Les partis politiques du Québec sont alignés au fil de départ; la campagne électorale est officiellement déclenchée.
Photo: Jacques Nadeau Le Devoir Les partis politiques du Québec sont alignés au fil de départ; la campagne électorale est officiellement déclenchée.

Les partis politiques du Québec sont alignés au fil de départ; la campagne électorale est officiellement déclenchée.

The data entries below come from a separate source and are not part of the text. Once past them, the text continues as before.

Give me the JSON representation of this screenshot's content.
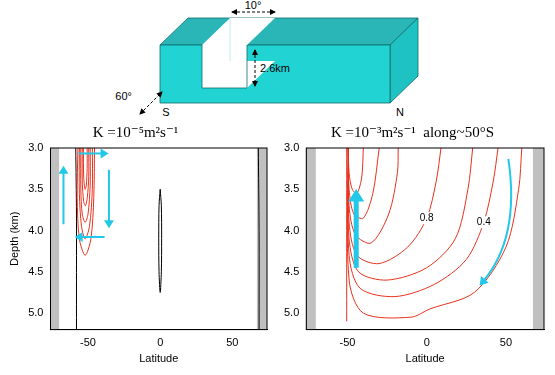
{
  "diagram": {
    "channel_width": "10°",
    "channel_depth": "2.6km",
    "zonal_extent": "60°",
    "south": "S",
    "north": "N"
  },
  "chart_data": [
    {
      "type": "contour",
      "title": "K =10⁻⁵m²s⁻¹",
      "xlabel": "Latitude",
      "ylabel": "Depth (km)",
      "xlim": [
        -76,
        74
      ],
      "ylim": [
        3.0,
        5.2
      ],
      "xticks": [
        -50,
        0,
        50
      ],
      "yticks": [
        {
          "value": 3.0,
          "label": "3.0"
        },
        {
          "value": 3.5,
          "label": "3.5"
        },
        {
          "value": 4.0,
          "label": "4.0"
        },
        {
          "value": 4.5,
          "label": "4.5"
        },
        {
          "value": 5.0,
          "label": "5.0"
        }
      ],
      "grid": false,
      "land": [
        [
          -76,
          -70
        ],
        [
          67,
          74
        ]
      ],
      "series": [
        {
          "color": "#e8321e",
          "x": [
            -57,
            -57.5,
            -56,
            -52,
            -48,
            -46,
            -45.5
          ],
          "values": [
            3.0,
            3.6,
            4.1,
            4.3,
            4.1,
            3.6,
            3.0
          ]
        },
        {
          "color": "#e8321e",
          "x": [
            -56,
            -56,
            -54.5,
            -52,
            -49,
            -47,
            -47
          ],
          "values": [
            3.0,
            3.55,
            3.95,
            4.1,
            3.95,
            3.5,
            3.0
          ]
        },
        {
          "color": "#e8321e",
          "x": [
            -55,
            -55,
            -54,
            -52,
            -50,
            -48.5,
            -48.5
          ],
          "values": [
            3.0,
            3.5,
            3.8,
            3.9,
            3.8,
            3.45,
            3.0
          ]
        },
        {
          "color": "#e8321e",
          "x": [
            -54,
            -54,
            -53,
            -51.8,
            -50.5,
            -49.5,
            -49.5
          ],
          "values": [
            3.0,
            3.4,
            3.65,
            3.7,
            3.6,
            3.35,
            3.0
          ]
        },
        {
          "color": "#e8321e",
          "x": [
            -53.2,
            -53,
            -52,
            -51.2,
            -50.6,
            -50.6
          ],
          "values": [
            3.0,
            3.35,
            3.5,
            3.45,
            3.25,
            3.0
          ]
        },
        {
          "color": "#000000",
          "x": [
            -58.5,
            -58,
            -58,
            -58
          ],
          "values": [
            3.0,
            3.8,
            4.6,
            5.2
          ]
        },
        {
          "color": "#000000",
          "x": [
            0,
            0.8,
            1,
            0.8,
            0,
            -0.8,
            -1,
            -0.8,
            0
          ],
          "values": [
            3.5,
            3.7,
            4.1,
            4.5,
            4.75,
            4.5,
            4.1,
            3.7,
            3.5
          ]
        },
        {
          "color": "#000000",
          "x": [
            68,
            68.5,
            68.5
          ],
          "values": [
            3.0,
            4.0,
            5.2
          ]
        }
      ]
    },
    {
      "type": "contour",
      "title": "K =10⁻³m²s⁻¹  along~50°S",
      "xlabel": "Latitude",
      "xlim": [
        -76,
        74
      ],
      "ylim": [
        3.0,
        5.2
      ],
      "xticks": [
        -50,
        0,
        50
      ],
      "yticks": [
        {
          "value": 3.0,
          "label": "3.0"
        },
        {
          "value": 3.5,
          "label": "3.5"
        },
        {
          "value": 4.0,
          "label": "4.0"
        },
        {
          "value": 4.5,
          "label": "4.5"
        },
        {
          "value": 5.0,
          "label": "5.0"
        }
      ],
      "grid": false,
      "land": [
        [
          -76,
          -70
        ],
        [
          67,
          74
        ]
      ],
      "series": [
        {
          "color": "#e8321e",
          "x": [
            -50.5,
            -50.5,
            -50.5
          ],
          "values": [
            3.0,
            4.0,
            5.1
          ]
        },
        {
          "color": "#e8321e",
          "x": [
            -49.5,
            -49,
            -47,
            -44,
            -41,
            -40
          ],
          "values": [
            3.0,
            3.3,
            3.5,
            3.55,
            3.35,
            3.0
          ]
        },
        {
          "color": "#e8321e",
          "x": [
            -49.5,
            -49,
            -46,
            -40,
            -34,
            -30
          ],
          "values": [
            3.0,
            3.5,
            3.8,
            3.85,
            3.55,
            3.0
          ]
        },
        {
          "color": "#e8321e",
          "x": [
            -49.5,
            -49,
            -45,
            -35,
            -24,
            -18.5,
            -18
          ],
          "values": [
            3.0,
            3.7,
            4.05,
            4.15,
            3.8,
            3.3,
            3.0
          ]
        },
        {
          "color": "#e8321e",
          "level": 0.8,
          "x": [
            -49.5,
            -49,
            -44,
            -30,
            -12,
            0,
            6,
            9
          ],
          "values": [
            3.0,
            3.9,
            4.3,
            4.4,
            4.2,
            3.85,
            3.4,
            3.0
          ]
        },
        {
          "color": "#e8321e",
          "x": [
            -49.5,
            -49,
            -43,
            -25,
            0,
            18,
            26,
            29
          ],
          "values": [
            3.0,
            4.1,
            4.5,
            4.6,
            4.45,
            4.1,
            3.5,
            3.0
          ]
        },
        {
          "color": "#e8321e",
          "level": 0.4,
          "x": [
            -49.5,
            -49,
            -42,
            -20,
            5,
            25,
            36,
            42,
            45
          ],
          "values": [
            3.0,
            4.3,
            4.7,
            4.8,
            4.65,
            4.35,
            3.9,
            3.4,
            3.0
          ]
        },
        {
          "color": "#e8321e",
          "x": [
            -49.5,
            -49,
            -40,
            -10,
            2,
            30,
            50,
            58,
            60
          ],
          "values": [
            3.0,
            4.6,
            5.0,
            5.05,
            4.95,
            4.75,
            4.2,
            3.5,
            3.0
          ]
        }
      ]
    }
  ]
}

Le lieutenant-gouverneur J. Michel Doyon a accepté jeudi avant-midi de dissoudre l’Assemblée nationale et de convoquer les Québécois aux urnes le 1er octobre prochain. «La dissolution est assimilée, à juste titre, à la mort civile du Parlement», indique le guide de procédure parlementaire du Québec.

 

 

Le chef du Parti libéral du Québec, Philippe Couillard, dit amorcer son marathon électoral de 39 jours dans la « fierté » et la « confiance ».

« Fierté parce qu’on a vraiment accompli un redressement, une relance au Québec qu’on n’a pas vue depuis longtemps. Confiance envers le Québec, les Québécois. Optimisme pour le Québec également », a-t-il déclaré à sa sortie du cabinet du lieutenant-gouverneur. Pourtant, rien n’est gagné pour le PLQ, selon les plus récents sondages d’opinion.

Je n’ai jamais rien eu de gratuit dans ma vie. Pas plus aujourd’hui qu’hier ou avant-hier. Alors ça va continuer. On doit avancer, le Québec doit avancer, le Québec ne doit pas reculer.

M. Couillard a promis d’être de « bonne humeur » tout au long de la campagne électorale. « Je vais être de bonne humeur pour cette campagne également. Je vous l’annonce également en primeur », a-t-il lancé à la presse. À ses côtés, sa conjointe Suzanne Pilote a pouffé de rire.

En 2014, le chef libéral était dans un tout autre état d’esprit. Au jour 1 de la campagne électorale, il avait exprimé sa profonde aversion pour le gouvernement de Pauline Marois. « Dehors ! Fini ! Terminé ce gouvernement qui détruit le Québec. [...] Avez-vous remarqué que je parle avec mes tripes ? Les viscères, les tripes, c’est la même affaire, hein ? Et je parle de ça parce que j’en ai assez, moi », avait-il déclaré devant des militants.

À l’exception d’un gouvernement minoritaire du Parti québécois de 19 mois entre 2012 et 2014, les libéraux sont au pouvoir depuis 2003.

À la dissolution de la Chambre, les libéraux détenaient 68 sièges, le PQ 28, la CAQ 21 et QS 3. Cinq indépendants étaient aussi présents dans l’Assemblée nationale, qui compte 125 sièges.